Cano siempre fue un niño ensimismado y cabizbajo. Eran contadas las ocasiones en que salía a jugar con nosotros, eso es cierto. No pateaba el bote, ni se escondía. Jamás trató de atrapar un balón ni corrió al touchdown. Ni policía ni ladrón, Cano permanecía inmóvil en la calle mirándose los pies hasta que era hora de regresar a casa.
De la nada, un día Cano nos pareció mucho más alto. Al día siguiente, parecía haber crecido otro tanto, además de haberse ensanchado. Pasadas un par de semanas ya nos doblaba la estatura y con trabajos cabía por la puerta de su casa. Era un niño -habremos tenido siete u ocho años entonces-, pero en breve llegó a medir más de dos metros y no pasó mucho tiempo antes de que desapareciera de las calles. Nadie preguntó por él ni fue a buscarlo a su casa, pero suponíamos cosas. Imaginábamos que había huido, y le pusimos sobrenombres: El Gigante, El Inflable, Gorila Cano. Una ocasión lo vi sobre su azotea, tratando de espiarnos, pero le era imposible pasar desapercibido.

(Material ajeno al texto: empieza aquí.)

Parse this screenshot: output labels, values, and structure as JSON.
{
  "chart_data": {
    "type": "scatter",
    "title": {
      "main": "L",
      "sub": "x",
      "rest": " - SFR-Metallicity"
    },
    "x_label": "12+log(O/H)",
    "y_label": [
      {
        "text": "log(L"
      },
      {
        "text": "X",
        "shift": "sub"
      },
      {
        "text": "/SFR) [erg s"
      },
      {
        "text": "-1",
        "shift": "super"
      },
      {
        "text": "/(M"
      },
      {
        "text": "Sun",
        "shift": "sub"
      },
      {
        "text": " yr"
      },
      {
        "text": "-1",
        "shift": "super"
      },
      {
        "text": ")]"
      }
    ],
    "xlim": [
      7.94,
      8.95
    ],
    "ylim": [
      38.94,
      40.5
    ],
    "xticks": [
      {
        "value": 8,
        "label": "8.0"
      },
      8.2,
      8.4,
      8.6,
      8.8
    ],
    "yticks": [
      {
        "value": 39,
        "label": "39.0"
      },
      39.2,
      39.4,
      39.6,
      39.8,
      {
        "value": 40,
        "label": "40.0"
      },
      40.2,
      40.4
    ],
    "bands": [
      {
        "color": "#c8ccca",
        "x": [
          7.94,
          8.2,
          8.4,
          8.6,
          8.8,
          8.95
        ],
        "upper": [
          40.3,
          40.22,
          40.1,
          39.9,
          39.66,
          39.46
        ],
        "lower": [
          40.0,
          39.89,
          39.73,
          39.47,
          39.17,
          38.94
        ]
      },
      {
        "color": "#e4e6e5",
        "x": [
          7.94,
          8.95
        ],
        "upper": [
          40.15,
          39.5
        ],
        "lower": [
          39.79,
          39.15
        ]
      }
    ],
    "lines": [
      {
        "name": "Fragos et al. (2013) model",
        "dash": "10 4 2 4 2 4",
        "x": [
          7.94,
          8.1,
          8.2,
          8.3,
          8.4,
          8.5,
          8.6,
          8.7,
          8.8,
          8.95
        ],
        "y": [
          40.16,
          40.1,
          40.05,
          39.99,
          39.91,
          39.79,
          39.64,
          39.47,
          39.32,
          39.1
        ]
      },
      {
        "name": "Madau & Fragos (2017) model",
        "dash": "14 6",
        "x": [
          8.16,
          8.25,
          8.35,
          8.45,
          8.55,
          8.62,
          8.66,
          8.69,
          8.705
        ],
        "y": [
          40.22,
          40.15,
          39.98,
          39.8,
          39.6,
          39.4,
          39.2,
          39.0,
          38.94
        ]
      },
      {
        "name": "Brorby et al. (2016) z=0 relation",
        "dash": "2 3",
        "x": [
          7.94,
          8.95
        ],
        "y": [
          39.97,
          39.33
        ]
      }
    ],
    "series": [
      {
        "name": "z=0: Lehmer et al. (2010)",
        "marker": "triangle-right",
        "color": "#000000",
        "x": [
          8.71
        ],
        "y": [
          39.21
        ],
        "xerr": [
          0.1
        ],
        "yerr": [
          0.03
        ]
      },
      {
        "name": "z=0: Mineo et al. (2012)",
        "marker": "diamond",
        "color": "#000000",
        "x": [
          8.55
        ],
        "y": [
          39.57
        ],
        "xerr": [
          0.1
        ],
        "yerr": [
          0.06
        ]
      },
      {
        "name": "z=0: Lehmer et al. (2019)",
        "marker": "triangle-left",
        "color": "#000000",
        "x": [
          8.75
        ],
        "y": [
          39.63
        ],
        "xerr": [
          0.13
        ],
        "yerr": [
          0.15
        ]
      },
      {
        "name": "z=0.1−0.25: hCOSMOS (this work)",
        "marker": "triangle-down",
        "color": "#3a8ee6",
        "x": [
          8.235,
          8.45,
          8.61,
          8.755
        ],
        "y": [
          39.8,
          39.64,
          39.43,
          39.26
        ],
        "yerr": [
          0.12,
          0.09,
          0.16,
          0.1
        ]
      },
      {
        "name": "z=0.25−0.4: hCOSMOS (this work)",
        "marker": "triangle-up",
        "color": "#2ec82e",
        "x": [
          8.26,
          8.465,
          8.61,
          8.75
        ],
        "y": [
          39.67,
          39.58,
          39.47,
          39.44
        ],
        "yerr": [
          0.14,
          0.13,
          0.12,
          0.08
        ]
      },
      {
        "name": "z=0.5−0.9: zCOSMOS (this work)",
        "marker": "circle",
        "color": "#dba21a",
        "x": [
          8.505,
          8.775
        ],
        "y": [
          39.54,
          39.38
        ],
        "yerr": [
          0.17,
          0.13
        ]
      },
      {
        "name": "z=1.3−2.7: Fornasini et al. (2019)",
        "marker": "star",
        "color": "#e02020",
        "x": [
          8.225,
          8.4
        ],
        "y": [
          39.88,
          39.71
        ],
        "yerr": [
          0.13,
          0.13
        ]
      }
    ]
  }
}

Pobre, no vivió para ver el siguiente año. Su madre nos invitó al funeral y al entierro. Un corazón solo no podía irrigar por completo el inmenso cuerpo del Gorila Cano. Era tan grande que la señora lo había enterrado más al fondo de lo normal temiendo que siguiera creciendo.
Han pasado muchos años desde nuestra infancia, pero en ocasiones me junto con los demás y lo recordamos. Caminamos por el cementerio henchido buscando su tumba y hablamos de él, pero ahora le llamamos el Monte, El Monte Cano.